退職金で投資を始める人も多いが、それは危険である。現役時代から少しずつでいいから積み立て投資を続けておくほうが安全だ。(経済評論家 塚崎公義)
退職金を受け取ると、
金融資産が預金ばかりでは危険!
サラリーマンの多くは、住宅ローンの返済に追われているため、金融資産は多くないだろう。それが、退職金を受け取った途端に多額の金融資産を持つことになる。問題は、金融資産が銀行預金ばかりになっていることである。
大切な老後資金を全額預金で持っているのは危険だ。それは、預金がインフレに弱いリスク資産だからである。インフレのリスクを意識していない読者も多いだろうが、老後資産を考える際には、しっかりインフレのリスクについても考えておく必要がある。

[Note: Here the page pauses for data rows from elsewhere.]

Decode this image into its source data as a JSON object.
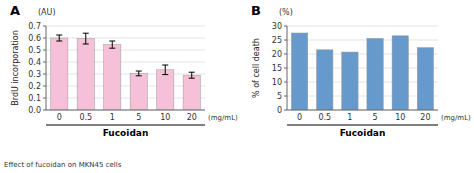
{
  "chart_data": [
    {
      "type": "bar",
      "title": "A",
      "subtitle": "(AU)",
      "categories": [
        "0",
        "0.5",
        "1",
        "5",
        "10",
        "20"
      ],
      "values": [
        0.6,
        0.595,
        0.545,
        0.305,
        0.335,
        0.29
      ],
      "errors": [
        0.025,
        0.045,
        0.03,
        0.02,
        0.04,
        0.025
      ],
      "color": "#F5C0D8",
      "y_label": "BrdU incorporation",
      "x_label": "Fucoidan",
      "annotations": [
        "(mg/mL)"
      ],
      "ylim": [
        0,
        0.7
      ],
      "yticks": [
        {
          "value": 0.0,
          "label": "0.0"
        },
        0.1,
        0.2,
        0.3,
        0.4,
        0.5,
        0.6,
        0.7
      ],
      "grid": true
    },
    {
      "type": "bar",
      "title": "B",
      "subtitle": "(%)",
      "categories": [
        "0",
        "0.5",
        "1",
        "5",
        "10",
        "20"
      ],
      "values": [
        27.5,
        21.5,
        20.7,
        25.6,
        26.5,
        22.3
      ],
      "color": "#6699CC",
      "y_label": "% of cell death",
      "x_label": "Fucoidan",
      "annotations": [
        "(mg/mL)"
      ],
      "ylim": [
        0,
        30
      ],
      "yticks": [
        0,
        5,
        10,
        15,
        20,
        25,
        30
      ],
      "grid": true
    }
  ],
  "caption": "Effect of fucoidan on MKN45 cells"
}
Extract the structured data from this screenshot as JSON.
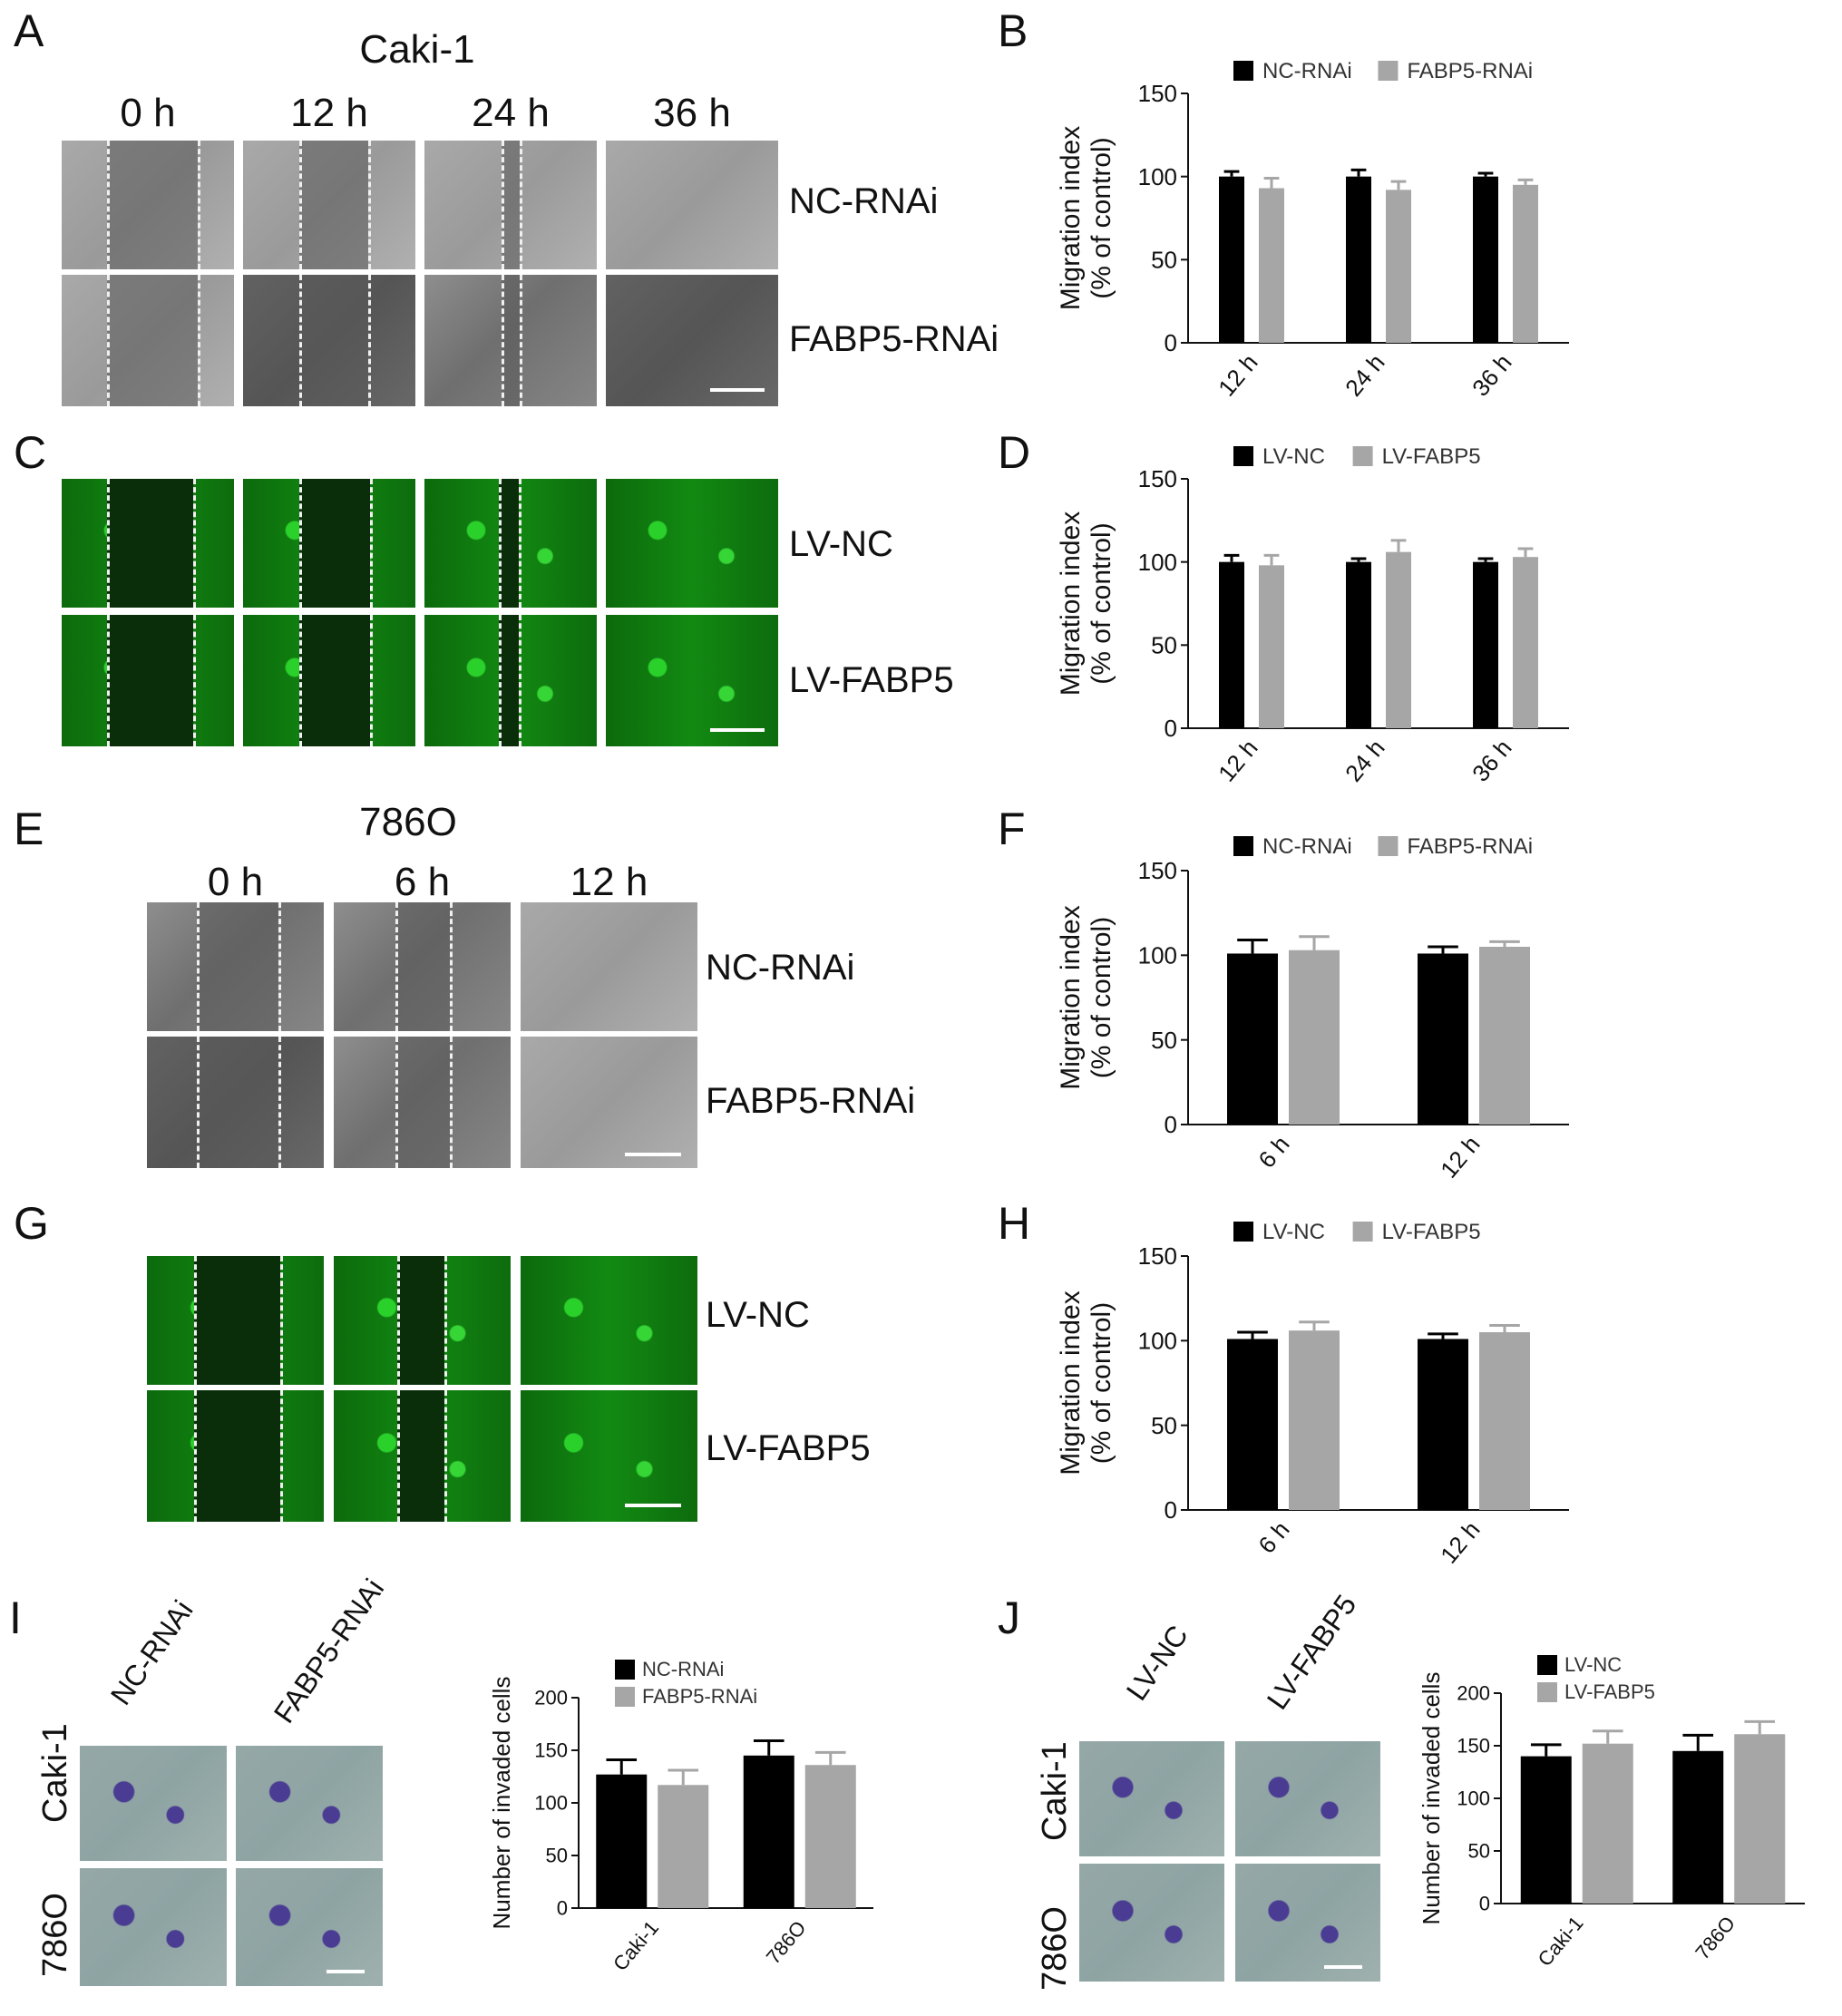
{
  "panel_letters": {
    "A": "A",
    "B": "B",
    "C": "C",
    "D": "D",
    "E": "E",
    "F": "F",
    "G": "G",
    "H": "H",
    "I": "I",
    "J": "J"
  },
  "panel_A": {
    "cell_line": "Caki-1",
    "times": [
      "0 h",
      "12 h",
      "24 h",
      "36 h"
    ],
    "rows": [
      "NC-RNAi",
      "FABP5-RNAi"
    ]
  },
  "panel_C": {
    "rows": [
      "LV-NC",
      "LV-FABP5"
    ]
  },
  "panel_E": {
    "cell_line": "786O",
    "times": [
      "0 h",
      "6 h",
      "12 h"
    ],
    "rows": [
      "NC-RNAi",
      "FABP5-RNAi"
    ]
  },
  "panel_G": {
    "rows": [
      "LV-NC",
      "LV-FABP5"
    ]
  },
  "panel_I": {
    "columns": [
      "NC-RNAi",
      "FABP5-RNAi"
    ],
    "rows": [
      "Caki-1",
      "786O"
    ]
  },
  "panel_J": {
    "columns": [
      "LV-NC",
      "LV-FABP5"
    ],
    "rows": [
      "Caki-1",
      "786O"
    ]
  },
  "colors": {
    "series1": "#000000",
    "series2": "#a6a6a6"
  },
  "chart_data": [
    {
      "id": "B",
      "type": "bar",
      "categories": [
        "12 h",
        "24 h",
        "36 h"
      ],
      "series": [
        {
          "name": "NC-RNAi",
          "values": [
            100,
            100,
            100
          ],
          "errors": [
            3,
            4,
            2
          ]
        },
        {
          "name": "FABP5-RNAi",
          "values": [
            93,
            92,
            95
          ],
          "errors": [
            6,
            5,
            3
          ]
        }
      ],
      "ylabel": "Migration index\n(% of control)",
      "ylim": [
        0,
        150
      ],
      "yticks": [
        0,
        50,
        100,
        150
      ],
      "legend": "top"
    },
    {
      "id": "D",
      "type": "bar",
      "categories": [
        "12 h",
        "24 h",
        "36 h"
      ],
      "series": [
        {
          "name": "LV-NC",
          "values": [
            100,
            100,
            100
          ],
          "errors": [
            4,
            2,
            2
          ]
        },
        {
          "name": "LV-FABP5",
          "values": [
            98,
            106,
            103
          ],
          "errors": [
            6,
            7,
            5
          ]
        }
      ],
      "ylabel": "Migration index\n(% of control)",
      "ylim": [
        0,
        150
      ],
      "yticks": [
        0,
        50,
        100,
        150
      ],
      "legend": "top"
    },
    {
      "id": "F",
      "type": "bar",
      "categories": [
        "6 h",
        "12 h"
      ],
      "series": [
        {
          "name": "NC-RNAi",
          "values": [
            101,
            101
          ],
          "errors": [
            8,
            4
          ]
        },
        {
          "name": "FABP5-RNAi",
          "values": [
            103,
            105
          ],
          "errors": [
            8,
            3
          ]
        }
      ],
      "ylabel": "Migration index\n(% of control)",
      "ylim": [
        0,
        150
      ],
      "yticks": [
        0,
        50,
        100,
        150
      ],
      "legend": "top"
    },
    {
      "id": "H",
      "type": "bar",
      "categories": [
        "6 h",
        "12 h"
      ],
      "series": [
        {
          "name": "LV-NC",
          "values": [
            101,
            101
          ],
          "errors": [
            4,
            3
          ]
        },
        {
          "name": "LV-FABP5",
          "values": [
            106,
            105
          ],
          "errors": [
            5,
            4
          ]
        }
      ],
      "ylabel": "Migration index\n(% of control)",
      "ylim": [
        0,
        150
      ],
      "yticks": [
        0,
        50,
        100,
        150
      ],
      "legend": "top"
    },
    {
      "id": "I",
      "type": "bar",
      "categories": [
        "Caki-1",
        "786O"
      ],
      "series": [
        {
          "name": "NC-RNAi",
          "values": [
            127,
            145
          ],
          "errors": [
            14,
            14
          ]
        },
        {
          "name": "FABP5-RNAi",
          "values": [
            117,
            136
          ],
          "errors": [
            14,
            12
          ]
        }
      ],
      "ylabel": "Number of invaded cells",
      "ylim": [
        0,
        200
      ],
      "yticks": [
        0,
        50,
        100,
        150,
        200
      ],
      "legend": "top-left"
    },
    {
      "id": "J",
      "type": "bar",
      "categories": [
        "Caki-1",
        "786O"
      ],
      "series": [
        {
          "name": "LV-NC",
          "values": [
            140,
            145
          ],
          "errors": [
            11,
            15
          ]
        },
        {
          "name": "LV-FABP5",
          "values": [
            152,
            161
          ],
          "errors": [
            12,
            12
          ]
        }
      ],
      "ylabel": "Number of invaded cells",
      "ylim": [
        0,
        200
      ],
      "yticks": [
        0,
        50,
        100,
        150,
        200
      ],
      "legend": "top-left"
    }
  ]
}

少子高齢化による労働力不足により賃金が上昇していけば、それが売値に転嫁されてインフレになるかもしれない。毎年1%のインフレが30年続くと、老後資金が30%目減りすることになるわけだ。
仮に南海トラフ大地震が来れば、復興資材の価格が高騰するのみならず、食料品などがすべて高騰するだろう。そうなれば、多額の銀行預金を持っていても老後資金が不足してしまうかもしれない。
したがって、老後資産のある程度の部分はインフレに強い資産である株や外貨に資産を分散しておいたほうが安全だ。詳しくは拙稿 「日米の株価連動型投資信託と預金に老後資産を振り分けるべき理由」(https://diamond.jp/articles/-/272409)を併せてご参照いただければ幸いである。
もっとも、投資初心者は株や外貨を買うよりも、日本株の投資信託と外国株投信を買うほうが、銘柄分散が容易でいいだろう。したがって、本稿で株や外貨と記したものは日本株投信と外国株投信と読み換えていただきたい。